I suspect that these things vary by the insurance provider, state, and county. Be sure to make a list of all of the doctors, hospitals, and medications you currently use, and then when you're on the ACA.gov site (after your application has been approved, but before you pick a plan) and you can enter in all of the information and filter for doctors, meds, etc. (in whatever combinations you want). You'll have all the info you need before you pick a plan, and you'll be able to see whether all the providers (and meds) you need are covered before you ever pull the lever on purchasing a plan. If it doesn't line up the way you want, you don't have to move forward with picking a plan.
posted by The Wrong Kind of Cheese at 3:44 PM on March 31, 2023 [1 favorite]


If you switch to part-time work, would you no longer qualify for insurance from your employer? You can't get subsidies for an ACA plan if you're offered insurance from an employer that costs less than 9.16% of your household income.

That aside, the whole purpose of the "Exchange" or "Marketplace" is that insurance companies are selling a range of health insurance plans with different networks of what doctors and facilities are covered. There's also a push now in some states to offer standardized plans with the same copays for services across plans, which may or may not apply in the state you live in.

The best way to find out if your providers would be in network for a plan would be to look at the directory on the insurance company's website or healthcare.gov (or the webpage for the Exchange in your state).

It's great that you know to look at shopping for silver plans -- you don't need to pick the second-lowest-cost one; thats just a term to refer to how much subsidy your premium cost is based on -- which are subsidized to have low copays and coinsurance if your income is less than 250 percent of the federal poverty level.

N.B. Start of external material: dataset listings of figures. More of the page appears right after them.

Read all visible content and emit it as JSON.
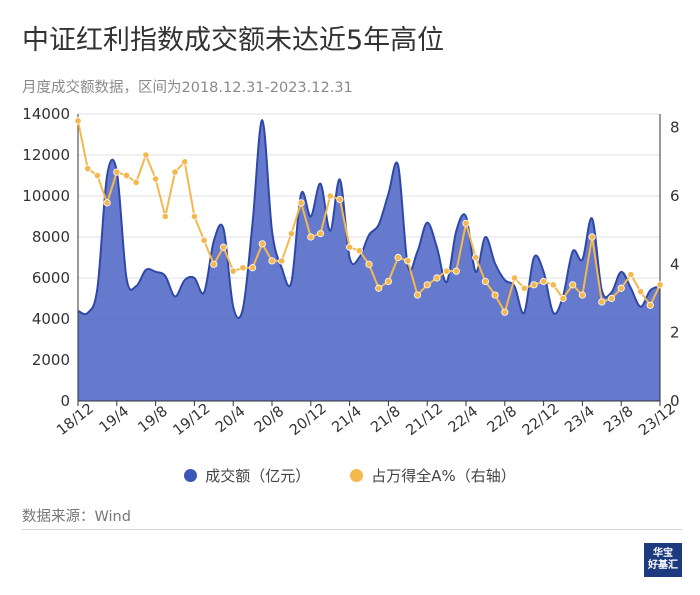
{
  "title": "中证红利指数成交额未达近5年高位",
  "subtitle": "月度成交额数据，区间为2018.12.31-2023.12.31",
  "source": "数据来源：Wind",
  "logo": {
    "line1": "华宝",
    "line2": "好基汇"
  },
  "colors": {
    "area": "#4a63c4",
    "area_line": "#2f48a8",
    "line": "#f4b84f",
    "grid": "#e0e0e0",
    "axis": "#333333"
  },
  "chart_data": {
    "type": "area+line",
    "x_tick_labels": [
      "18/12",
      "19/4",
      "19/8",
      "19/12",
      "20/4",
      "20/8",
      "20/12",
      "21/4",
      "21/8",
      "21/12",
      "22/4",
      "22/8",
      "22/12",
      "23/4",
      "23/8",
      "23/12"
    ],
    "left_axis": {
      "min": 0,
      "max": 14000,
      "ticks": [
        0,
        2000,
        4000,
        6000,
        8000,
        10000,
        12000,
        14000
      ]
    },
    "right_axis": {
      "min": 0,
      "max": 8.4,
      "ticks": [
        0,
        2,
        4,
        6,
        8
      ]
    },
    "series": [
      {
        "name": "成交额（亿元）",
        "axis": "left",
        "type": "area",
        "values": [
          4400,
          4300,
          5500,
          11000,
          11200,
          6000,
          5600,
          6400,
          6300,
          6100,
          5100,
          5900,
          6000,
          5300,
          7800,
          8400,
          4600,
          4500,
          8700,
          13700,
          8300,
          6500,
          5800,
          10100,
          9000,
          10600,
          8300,
          10800,
          7000,
          7000,
          8100,
          8600,
          10100,
          11500,
          6600,
          7300,
          8700,
          7500,
          5800,
          8300,
          9000,
          6300,
          8000,
          6700,
          5900,
          5600,
          4300,
          7000,
          6300,
          4300,
          5100,
          7300,
          6900,
          8900,
          5400,
          5300,
          6300,
          5500,
          4600,
          5400,
          5600
        ]
      },
      {
        "name": "占万得全A%（右轴）",
        "axis": "right",
        "type": "line",
        "values": [
          8.2,
          6.8,
          6.6,
          5.8,
          6.7,
          6.6,
          6.4,
          7.2,
          6.5,
          5.4,
          6.7,
          7.0,
          5.4,
          4.7,
          4.0,
          4.5,
          3.8,
          3.9,
          3.9,
          4.6,
          4.1,
          4.1,
          4.9,
          5.8,
          4.8,
          4.9,
          6.0,
          5.9,
          4.5,
          4.4,
          4.0,
          3.3,
          3.5,
          4.2,
          4.1,
          3.1,
          3.4,
          3.6,
          3.8,
          3.8,
          5.2,
          4.2,
          3.5,
          3.1,
          2.6,
          3.6,
          3.3,
          3.4,
          3.5,
          3.4,
          3.0,
          3.4,
          3.1,
          4.8,
          2.9,
          3.0,
          3.3,
          3.7,
          3.2,
          2.8,
          3.4
        ]
      }
    ],
    "legend": [
      {
        "label": "成交额（亿元）",
        "color": "#3c55b8"
      },
      {
        "label": "占万得全A%（右轴）",
        "color": "#f4b84f"
      }
    ]
  }
}
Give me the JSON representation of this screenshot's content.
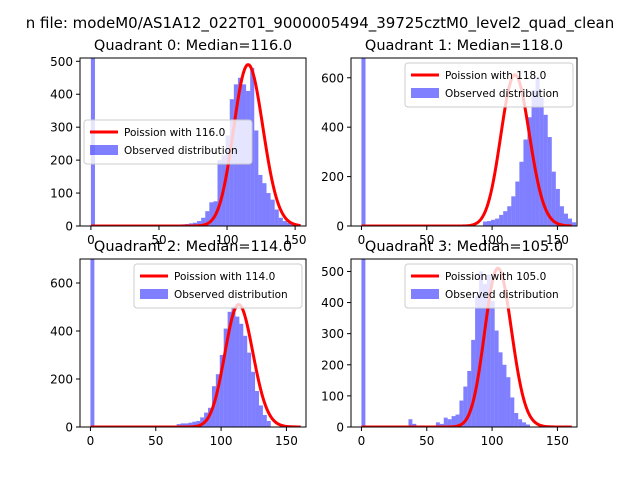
{
  "figure": {
    "suptitle": "n file: modeM0/AS1A12_022T01_9000005494_39725cztM0_level2_quad_clean"
  },
  "chart_data": [
    {
      "type": "bar",
      "title": "Quadrant 0: Median=116.0",
      "xlim": [
        -8,
        158
      ],
      "ylim": [
        0,
        510
      ],
      "xticks": [
        0,
        50,
        100,
        150
      ],
      "yticks": [
        0,
        100,
        200,
        300,
        400,
        500
      ],
      "legend_position": "center-left",
      "legend": {
        "line": "Poission with 116.0",
        "bars": "Observed distribution"
      },
      "median": 116.0,
      "bins_start": 0,
      "bin_width": 3,
      "values": [
        510,
        0,
        0,
        0,
        0,
        0,
        0,
        0,
        0,
        0,
        0,
        0,
        0,
        0,
        0,
        0,
        0,
        0,
        1,
        2,
        1,
        3,
        5,
        6,
        8,
        10,
        15,
        25,
        45,
        72,
        75,
        200,
        215,
        275,
        385,
        430,
        450,
        430,
        410,
        480,
        290,
        155,
        130,
        100,
        80,
        50,
        25,
        15,
        10,
        5
      ],
      "series": [
        {
          "name": "Poission with 116.0",
          "mean": 116,
          "color": "#ff0000"
        },
        {
          "name": "Observed distribution",
          "color": "#8080ff"
        }
      ]
    },
    {
      "type": "bar",
      "title": "Quadrant 1: Median=118.0",
      "xlim": [
        -8,
        165
      ],
      "ylim": [
        0,
        680
      ],
      "xticks": [
        0,
        50,
        100,
        150
      ],
      "yticks": [
        0,
        200,
        400,
        600
      ],
      "legend_position": "top-right",
      "legend": {
        "line": "Poission with 118.0",
        "bars": "Observed distribution"
      },
      "median": 118.0,
      "bins_start": 0,
      "bin_width": 3.1,
      "values": [
        680,
        0,
        0,
        0,
        0,
        0,
        0,
        0,
        0,
        0,
        0,
        0,
        0,
        0,
        0,
        0,
        0,
        0,
        0,
        0,
        0,
        0,
        0,
        0,
        0,
        0,
        0,
        0,
        0,
        0,
        18,
        20,
        25,
        30,
        45,
        60,
        80,
        120,
        180,
        260,
        350,
        440,
        550,
        600,
        520,
        450,
        360,
        220,
        150,
        80,
        50,
        30,
        15
      ],
      "series": [
        {
          "name": "Poission with 118.0",
          "mean": 118,
          "color": "#ff0000"
        },
        {
          "name": "Observed distribution",
          "color": "#8080ff"
        }
      ]
    },
    {
      "type": "bar",
      "title": "Quadrant 2: Median=114.0",
      "xlim": [
        -8,
        165
      ],
      "ylim": [
        0,
        700
      ],
      "xticks": [
        0,
        50,
        100,
        150
      ],
      "yticks": [
        0,
        200,
        400,
        600
      ],
      "legend_position": "top-right",
      "legend": {
        "line": "Poission with 114.0",
        "bars": "Observed distribution"
      },
      "median": 114.0,
      "bins_start": 0,
      "bin_width": 3,
      "values": [
        700,
        0,
        0,
        0,
        0,
        0,
        0,
        0,
        0,
        0,
        0,
        0,
        0,
        0,
        0,
        0,
        0,
        0,
        0,
        0,
        0,
        0,
        12,
        15,
        15,
        18,
        22,
        25,
        40,
        60,
        80,
        170,
        220,
        300,
        410,
        480,
        500,
        460,
        430,
        380,
        310,
        230,
        150,
        90,
        50,
        25
      ],
      "series": [
        {
          "name": "Poission with 114.0",
          "mean": 114,
          "color": "#ff0000"
        },
        {
          "name": "Observed distribution",
          "color": "#8080ff"
        }
      ]
    },
    {
      "type": "bar",
      "title": "Quadrant 3: Median=105.0",
      "xlim": [
        -8,
        165
      ],
      "ylim": [
        0,
        540
      ],
      "xticks": [
        0,
        50,
        100,
        150
      ],
      "yticks": [
        0,
        100,
        200,
        300,
        400,
        500
      ],
      "legend_position": "top-right",
      "legend": {
        "line": "Poission with 105.0",
        "bars": "Observed distribution"
      },
      "median": 105.0,
      "bins_start": 0,
      "bin_width": 3,
      "values": [
        540,
        0,
        0,
        0,
        0,
        0,
        0,
        0,
        0,
        0,
        0,
        3,
        25,
        10,
        0,
        5,
        0,
        3,
        0,
        15,
        10,
        30,
        25,
        35,
        40,
        85,
        130,
        180,
        280,
        420,
        500,
        460,
        490,
        405,
        310,
        240,
        200,
        160,
        95,
        45,
        25,
        15,
        8
      ],
      "series": [
        {
          "name": "Poission with 105.0",
          "mean": 105,
          "color": "#ff0000"
        },
        {
          "name": "Observed distribution",
          "color": "#8080ff"
        }
      ]
    }
  ]
}
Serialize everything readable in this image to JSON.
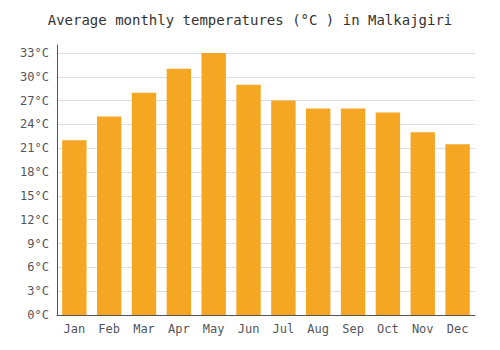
{
  "chart_data": {
    "type": "bar",
    "title": "Average monthly temperatures (°C ) in Malkajgiri",
    "categories": [
      "Jan",
      "Feb",
      "Mar",
      "Apr",
      "May",
      "Jun",
      "Jul",
      "Aug",
      "Sep",
      "Oct",
      "Nov",
      "Dec"
    ],
    "values": [
      22.0,
      25.0,
      28.0,
      31.0,
      33.0,
      29.0,
      27.0,
      26.0,
      26.0,
      25.5,
      23.0,
      21.5
    ],
    "color": "#F5A623",
    "ylim": [
      0,
      34
    ],
    "yticks": [
      {
        "value": 0,
        "label": "0°C"
      },
      {
        "value": 3,
        "label": "3°C"
      },
      {
        "value": 6,
        "label": "6°C"
      },
      {
        "value": 9,
        "label": "9°C"
      },
      {
        "value": 12,
        "label": "12°C"
      },
      {
        "value": 15,
        "label": "15°C"
      },
      {
        "value": 18,
        "label": "18°C"
      },
      {
        "value": 21,
        "label": "21°C"
      },
      {
        "value": 24,
        "label": "24°C"
      },
      {
        "value": 27,
        "label": "27°C"
      },
      {
        "value": 30,
        "label": "30°C"
      },
      {
        "value": 33,
        "label": "33°C"
      }
    ],
    "grid": true
  }
}
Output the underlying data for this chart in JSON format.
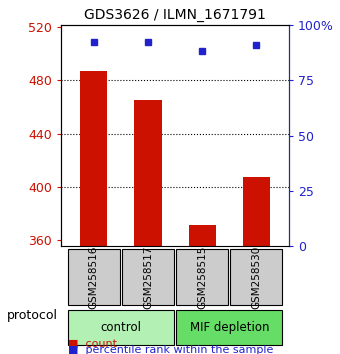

You should also compare their cost with gold plans, which cover even more of the copays, but typically at a higher premium.
posted by Theiform at 4:37 AM on April 1, 2023


Ah, an issue near and dear to my (frustrated) heart as a self employed person in the US. I think this will vary by state and local market.

My knowledge of ACA plans is that you're not really getting an "ACA" plan. You're buying a plan for XYZ insurance through the ACA marketplace. True, but often the few non-group plans offered (including those on the exchange) have different networks than the networks offered to group/employer plans. My experience has been that hospital systems/physicians groups fall in and out of network frequently on these plans but there’s nothing you can do about it. This pertains to any non-group/non-employer plan wether subsidized (e.g. second lowest silver) or not. You really need to do your research to see if the offered networks will work for you and your doctors.

there is no difference in cost between in-network and out-of-network providers and anyone I want to see takes my insurance. In my experience this is never available on any non-group plan that I’ve seen in the past 10 years where I live. If you’re asking if you can buy the same(ish) plan offered from your employer the answer, in my experience/where I live, is no. You can’t even pay more for it! The past 5 years in one of the largest cities in the US only one PPO plan was offered at all! Most insurance companies only offered HMOs. The one offered PPO plan came in the 3 metals, the difference between being the monthly premium and deductible. Sometime there’s plans offered with special benefits that may appeal to you based on how you consume healthcare. I’ve seen some that offer X number of PCP visits for $40, or plans tailored for diabetics. Still, all three levels had the same $7k out of pocket max with just a different way to get there. If you are a “power user” I assume you will want to be on a PPO. It sucks. Feel free to email me with more questions.
posted by Bunglegirl at 9:59 PM on April 1, 2023 [1 favorite]


Another data point from my specific plan (YMMV)—out of network anything is 0% covered until you meet your deductible. I would look at the specifics of any plan you’re considering for this difference.
posted by Bunglegirl at 10:16 PM on April 1, 2023


Response by poster: Okay, wow. This is good information. I live in a rural area with terrible options and have frequently needed to travel five hours to the nearest big city for specialist care, so that’s a big deal. Thanks!